Ia merasa kecewa lantaran sudah beberapa bulan menunggu.
“Saya dengan Hj. Hasna dan Ibu Leny sudah mendaftar via Online sejak Oktober 2021 sampai saat ini belum ada realisasi dari pihak PLN. Alasannya travo tidak kuat lagi. Tapi hari ini saya melihat oknum PLN memasang meteran baru milik tetangga, ada apa ini. Apa karena kami daftarnya online makanya dilambat-lambatkan?” tanyanya pada awak media.
Sementara itu, Riyanto, petugas PLN Perdana saat dimintai konfirmasi oleh awak media di kantornya mengatakan, tadi kami tidak melakukan pemasangan baru, kami hanya menggesernya saja.
“Kalau tidak percaya tanya saja yang punya rumah, di sini kami hanya menunggu perintah dari Pak Roy, dia bos-nya, ada di Kota Bangun,” katanya.
Ditempat terpisah, Hos Husni, Anggota BPD Desa Perdana menanggapi aspirasi warganya terkait pelayanan PLN unit Perdana, mengatakan seharusnya PT. PLN Persero memberikan pelayanan yang baik terhadap masyarakat sekitar.

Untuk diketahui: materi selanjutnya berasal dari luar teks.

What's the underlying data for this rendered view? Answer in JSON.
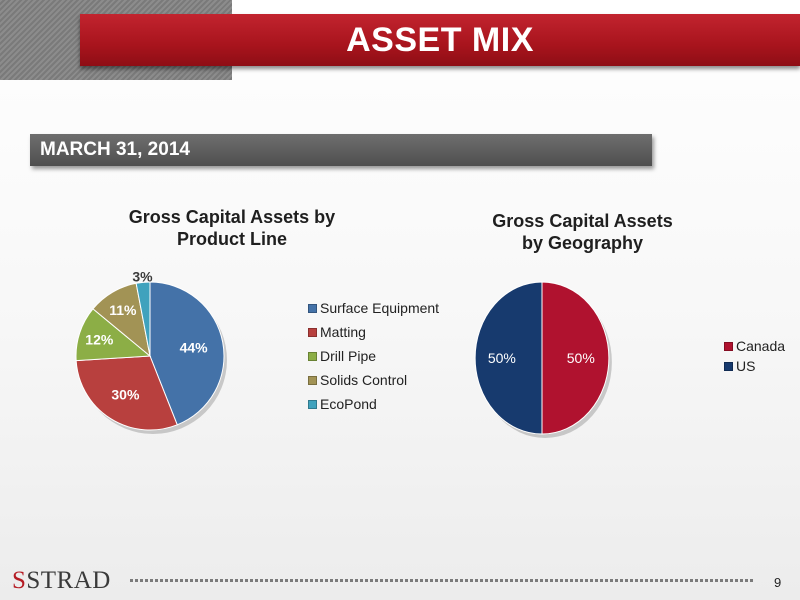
{
  "slide": {
    "title": "ASSET MIX",
    "date": "MARCH 31, 2014",
    "page_number": "9",
    "logo_text": "STRAD",
    "accent_color": "#b51c24"
  },
  "chart_data": [
    {
      "type": "pie",
      "title_lines": [
        "Gross Capital Assets by",
        "Product Line"
      ],
      "categories": [
        "Surface Equipment",
        "Matting",
        "Drill Pipe",
        "Solids Control",
        "EcoPond"
      ],
      "values": [
        44,
        30,
        12,
        11,
        3
      ],
      "labels": [
        "44%",
        "30%",
        "12%",
        "11%",
        "3%"
      ],
      "colors": [
        "#4472a8",
        "#b8403e",
        "#8cae46",
        "#a29355",
        "#3fa2bd"
      ],
      "legend_position": "right"
    },
    {
      "type": "pie",
      "title_lines": [
        "Gross Capital Assets",
        "by Geography"
      ],
      "categories": [
        "Canada",
        "US"
      ],
      "values": [
        50,
        50
      ],
      "labels": [
        "50%",
        "50%"
      ],
      "colors": [
        "#b0122f",
        "#173a6e"
      ],
      "legend_position": "right"
    }
  ]
}
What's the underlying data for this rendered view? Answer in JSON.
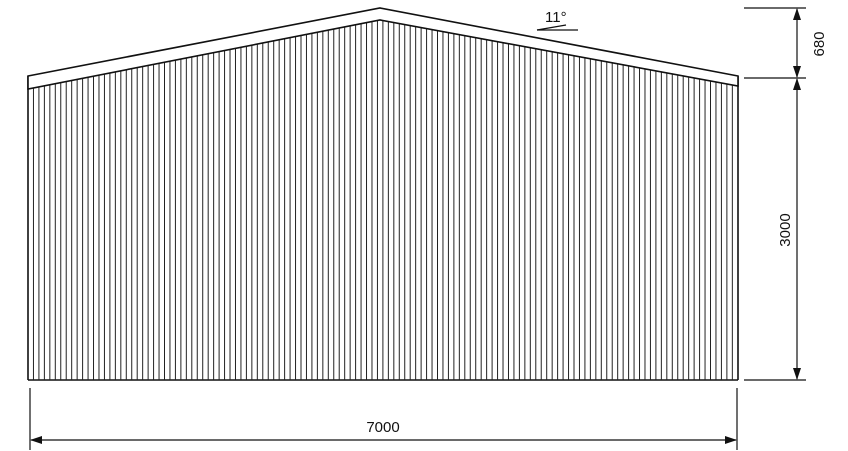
{
  "drawing": {
    "type": "building gable end elevation",
    "cladding": "vertical corrugated sheeting"
  },
  "dimensions": {
    "width": "7000",
    "wall_height": "3000",
    "gable_height": "680",
    "roof_pitch": "11°"
  },
  "colors": {
    "line": "#111111",
    "background": "#ffffff"
  }
}
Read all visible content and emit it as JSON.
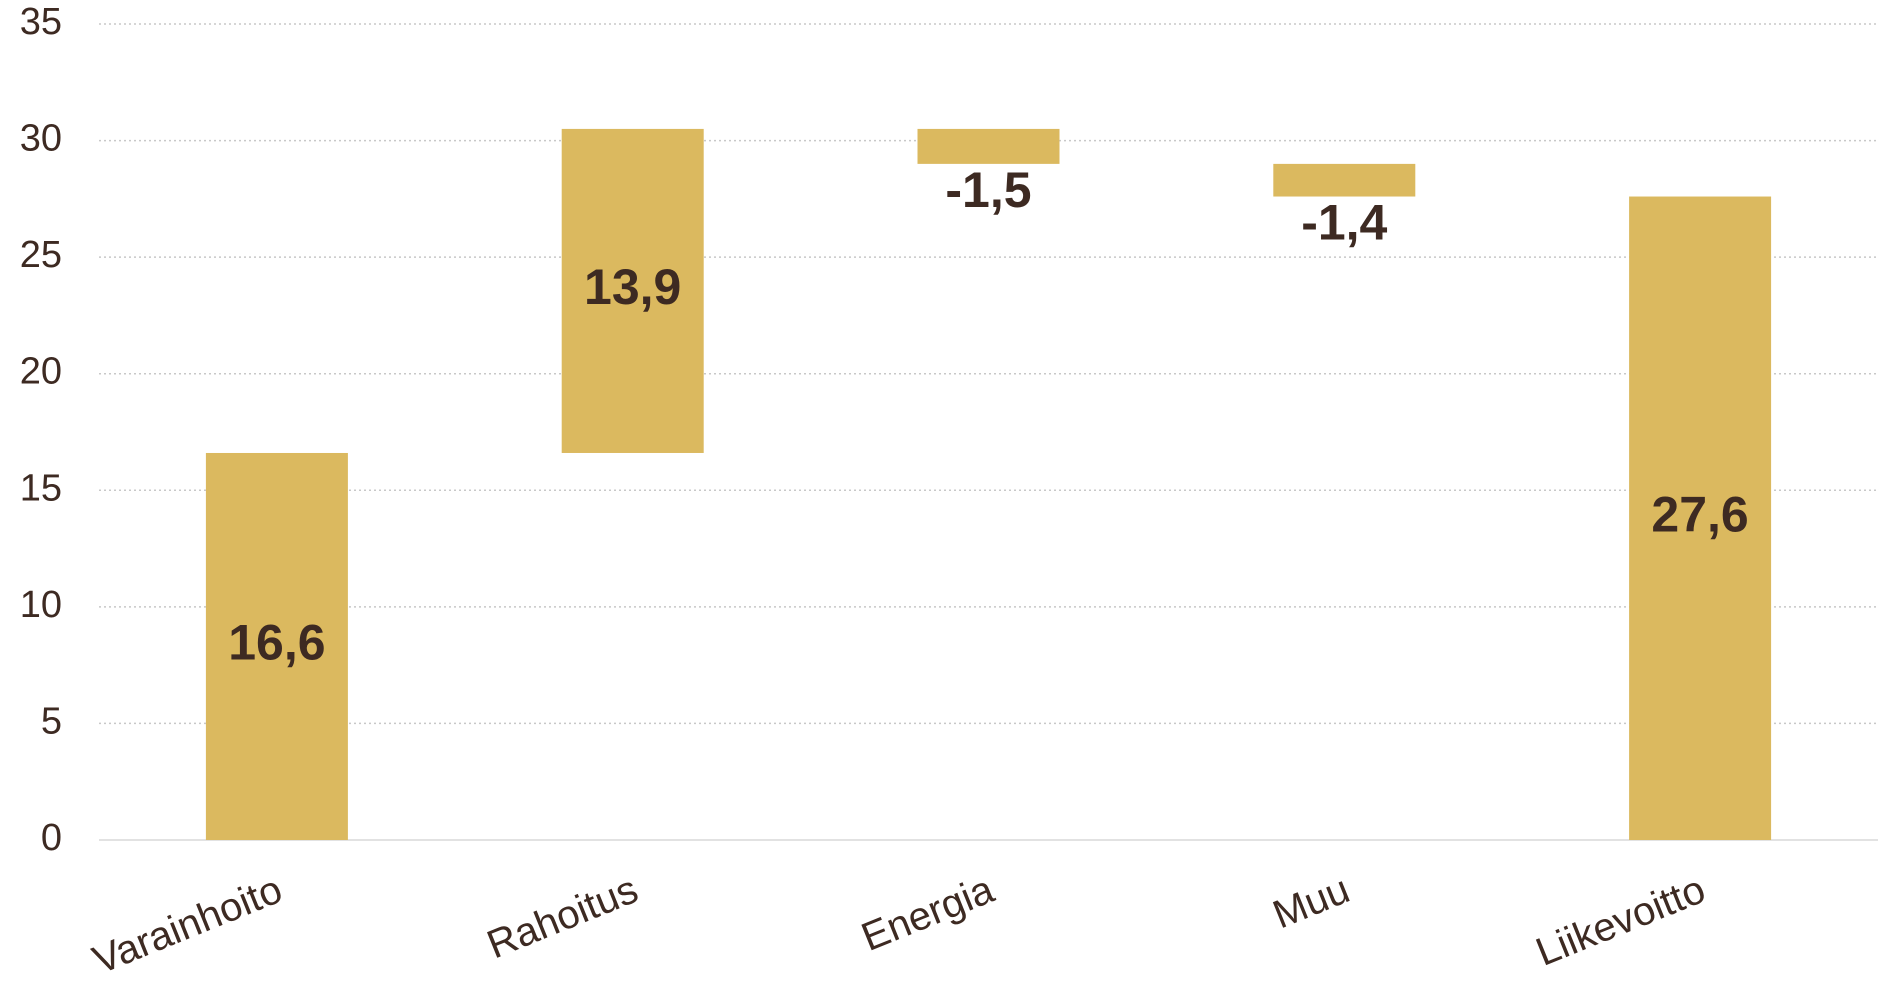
{
  "chart_data": {
    "type": "waterfall",
    "categories": [
      "Varainhoito",
      "Rahoitus",
      "Energia",
      "Muu",
      "Liikevoitto"
    ],
    "values": [
      16.6,
      13.9,
      -1.5,
      -1.4,
      27.6
    ],
    "value_labels": [
      "16,6",
      "13,9",
      "-1,5",
      "-1,4",
      "27,6"
    ],
    "is_total": [
      false,
      false,
      false,
      false,
      true
    ],
    "color": "#dbb95f",
    "ylim": [
      0,
      35
    ],
    "yticks": [
      0,
      5,
      10,
      15,
      20,
      25,
      30,
      35
    ],
    "grid": true
  }
}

Lanjutnya, banyak keluhan soal kinerja PLN di unit Perdana ini, termasuk kabel jaringan di tiang listrik yang seharusnya tanggung jawab pihak PLN malah itu dibebankan ke pihak pelanggan.
Dijelaskan Hos Husni, Pada pasal 35 UU 30 tahun 2009 tentang Ketenagalistrikan disebutkan, Pemegang Ijin Usaha penyediaan tenaga listrik dilarang menerapkan tarif tenaga listrik untuk konsumen yang tidak sesuai dengan penetapan pemerintah atau pemerintah daerah. Tidak sedikit warga di sini dibuat begitu, itu karena kurangnya sosialisasi pihak PLN kepada warga akhirnya mereka menerapkan tarif pemasangan meteran juga seenak mereka.
“Di Long Lalang, Kec. Tabang, sekitar 40 rumah termasuk fasilitas umum yang belum mendapatkan listrik PLN, padahal di Desa Teluk Bingkai sama Loah Surut hanya 3 (tiga) rumah tapi difasilitasi travo,” tuturnya.
Ditambahkannya, soal berita PLN ini sudah kita sampaikan ke Bupati dan DPRD Kutai Kartanegara. Bahkan, saya sudah ke kantor UP3 Samarinda bersama Kades Longlalang untuk meminta penambahan travo dan itu dasar arahan PLN.
“Kita tak mau di desa ini hanya ribut soal pelayanan PLN. Di Perdana ada kantor, tetapi kalau ada keluhan pelanggan diarahkan ke kantor Kota Bangun. Nah, hal seperti ini juga berpotensi merugikan calon pelanggan karena warga tidak bisa membedakan petugas PLN resmi dengan kontraktor. Harapan kami, lakukan Evaluasi dan fasilitasi warga yang sudah bertahun-tahun tinggal dibawah tiang listrik tapi belum mendapat penerangan,” pungkas Hos Husni, saat diminta keterangan via telpon oleh awak media Minggu (06/02/2022). (Gunawan).
Editor : Wesly (Asesor Sertifikasi Kompetensi Wartawan/SKW).